CHAP.
XV.
EDWIN
was so zealous for the true worship, that he likewise persuaded Earpwald,
king of the East Angles, and son of Redwald, to abandonhis idolatrous
superstitions, and with his whole province to receive the faith and mysteries
of Christ. And indeed his father Redwald had long before been initiated into
the mysteries of the Christian faith in Kent, but in vain; for on his return
home, he was seduced by his wife and certain perverse teachers, and turned
aside from the sincerity of the faith; and thus his latter state was worse than
the former; so that, like the Samaritans of old, he seemed at the same time to
serve Christ and the gods whom he served before; and in the same temple he had
an altar for the Christian Sacrifice, and another small one at which to offer
victims to devils. Aldwulf, king of that same province, who lived in our time,
testifies that this temple had stood until his time, and that he had seen it
when he was a boy.
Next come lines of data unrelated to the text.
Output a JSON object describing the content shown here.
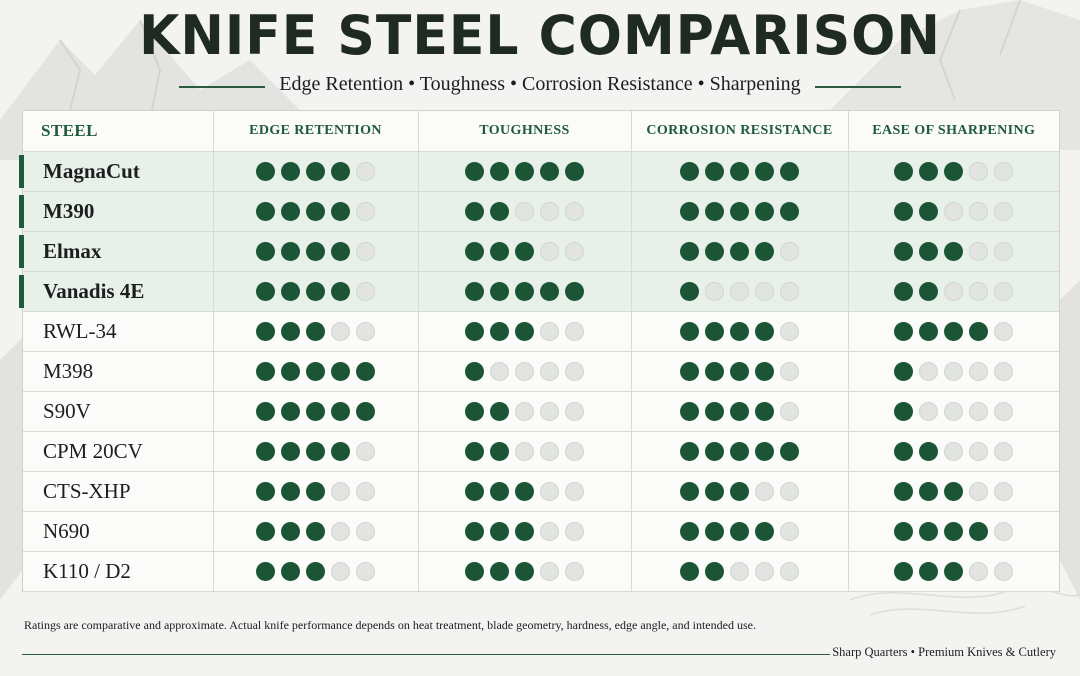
{
  "title": "KNIFE STEEL COMPARISON",
  "subtitle": "Edge Retention • Toughness • Corrosion Resistance • Sharpening",
  "colors": {
    "accent": "#1c5535",
    "featured_row": "#e8f0ea",
    "empty_dot": "#e1e4e0"
  },
  "chart_data": {
    "type": "table",
    "columns": [
      "STEEL",
      "EDGE RETENTION",
      "TOUGHNESS",
      "CORROSION RESISTANCE",
      "EASE OF SHARPENING"
    ],
    "max_rating": 5,
    "rows": [
      {
        "name": "MagnaCut",
        "featured": true,
        "ratings": [
          4,
          5,
          5,
          3
        ]
      },
      {
        "name": "M390",
        "featured": true,
        "ratings": [
          4,
          2,
          5,
          2
        ]
      },
      {
        "name": "Elmax",
        "featured": true,
        "ratings": [
          4,
          3,
          4,
          3
        ]
      },
      {
        "name": "Vanadis 4E",
        "featured": true,
        "ratings": [
          4,
          5,
          1,
          2
        ]
      },
      {
        "name": "RWL-34",
        "featured": false,
        "ratings": [
          3,
          3,
          4,
          4
        ]
      },
      {
        "name": "M398",
        "featured": false,
        "ratings": [
          5,
          1,
          4,
          1
        ]
      },
      {
        "name": "S90V",
        "featured": false,
        "ratings": [
          5,
          2,
          4,
          1
        ]
      },
      {
        "name": "CPM 20CV",
        "featured": false,
        "ratings": [
          4,
          2,
          5,
          2
        ]
      },
      {
        "name": "CTS-XHP",
        "featured": false,
        "ratings": [
          3,
          3,
          3,
          3
        ]
      },
      {
        "name": "N690",
        "featured": false,
        "ratings": [
          3,
          3,
          4,
          4
        ]
      },
      {
        "name": "K110 / D2",
        "featured": false,
        "ratings": [
          3,
          3,
          2,
          3
        ]
      }
    ]
  },
  "note": "Ratings are comparative and approximate. Actual knife performance depends on heat treatment, blade geometry, hardness, edge angle, and intended use.",
  "footer": "Sharp Quarters • Premium Knives & Cutlery"
}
The aforesaid King Redwald was noble by birth, though
ignoble in his actions, being the son of Tytilus, whose father was Uuffa, from
whom the kings of the East Angles are called Uuffings.
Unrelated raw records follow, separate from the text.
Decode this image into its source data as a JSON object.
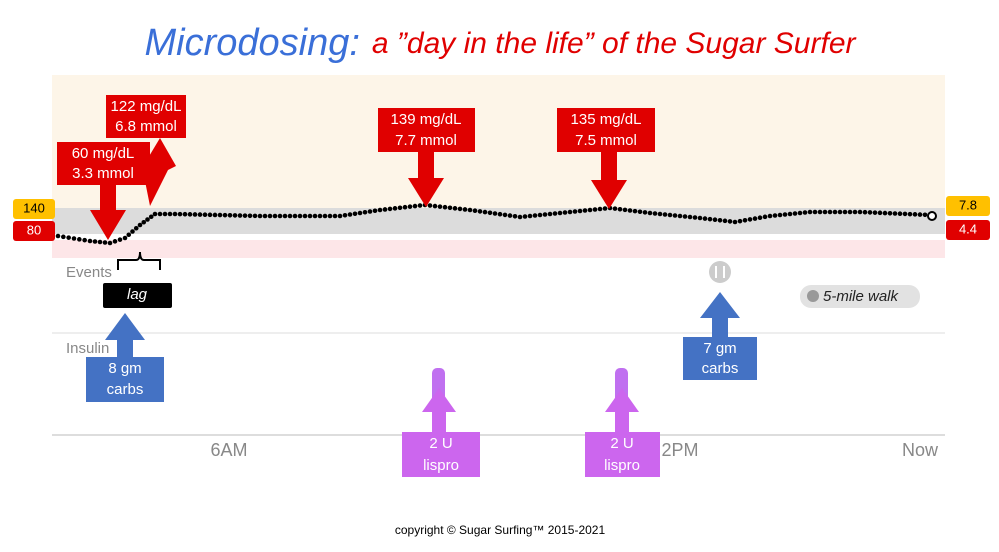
{
  "title": {
    "lead": "Microdosing:",
    "rest": "a ”day in the life” of the Sugar Surfer"
  },
  "range_labels": {
    "left_high": "140",
    "left_low": "80",
    "right_high": "7.8",
    "right_low": "4.4"
  },
  "rows": {
    "events": "Events",
    "insulin": "Insulin"
  },
  "time_labels": [
    "6AM",
    "2PM",
    "Now"
  ],
  "glucose_callouts": [
    {
      "line1": "60 mg/dL",
      "line2": "3.3 mmol"
    },
    {
      "line1": "122 mg/dL",
      "line2": "6.8 mmol"
    },
    {
      "line1": "139 mg/dL",
      "line2": "7.7 mmol"
    },
    {
      "line1": "135 mg/dL",
      "line2": "7.5 mmol"
    }
  ],
  "lag": "lag",
  "carbs": [
    {
      "line1": "8 gm",
      "line2": "carbs"
    },
    {
      "line1": "7 gm",
      "line2": "carbs"
    }
  ],
  "insulin_doses": [
    {
      "line1": "2 U",
      "line2": "lispro"
    },
    {
      "line1": "2 U",
      "line2": "lispro"
    }
  ],
  "activity": "5-mile walk",
  "copyright": "copyright © Sugar Surfing™ 2015-2021"
}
Earpwald, not long after he had embraced the Christian faith, was slain by one
Ricbert, a pagan; and from that time the province was in error for three years,
till Sigbert succeeded to the kingdom, brother to the same Earpwald, a most
Christian and learned man, who was banished, and went to live in Gaul during
his brother's life, and was there initiated into the mysteries of the faith,
whereof he made it his business to cause all his province to partake as soon as
he came to the throne. His exertions were nobly promoted by Bishop Felix,who,
coming to Honorius, the archbishop, from the parts of Burgundy, where he had
been born and ordained, and having told him what he desired, was sent by him to
preach the Word of life to the aforesaid nation of the Angles. Nor were his
good wishes in vain; for the pious labourer in the spiritual field reaped
therein a great harvest of believers, delivering all that province (according
to the inner signification of his name) from long iniquity and unhappiness, and
bringing it to the faith and works of righteousness, and the gifts of
everlasting happiness. He had the see of his bishopric appointed him in the
city Dommoc, and having presided over the same province with pontifical
authority seventeen years, he ended his days there in peace.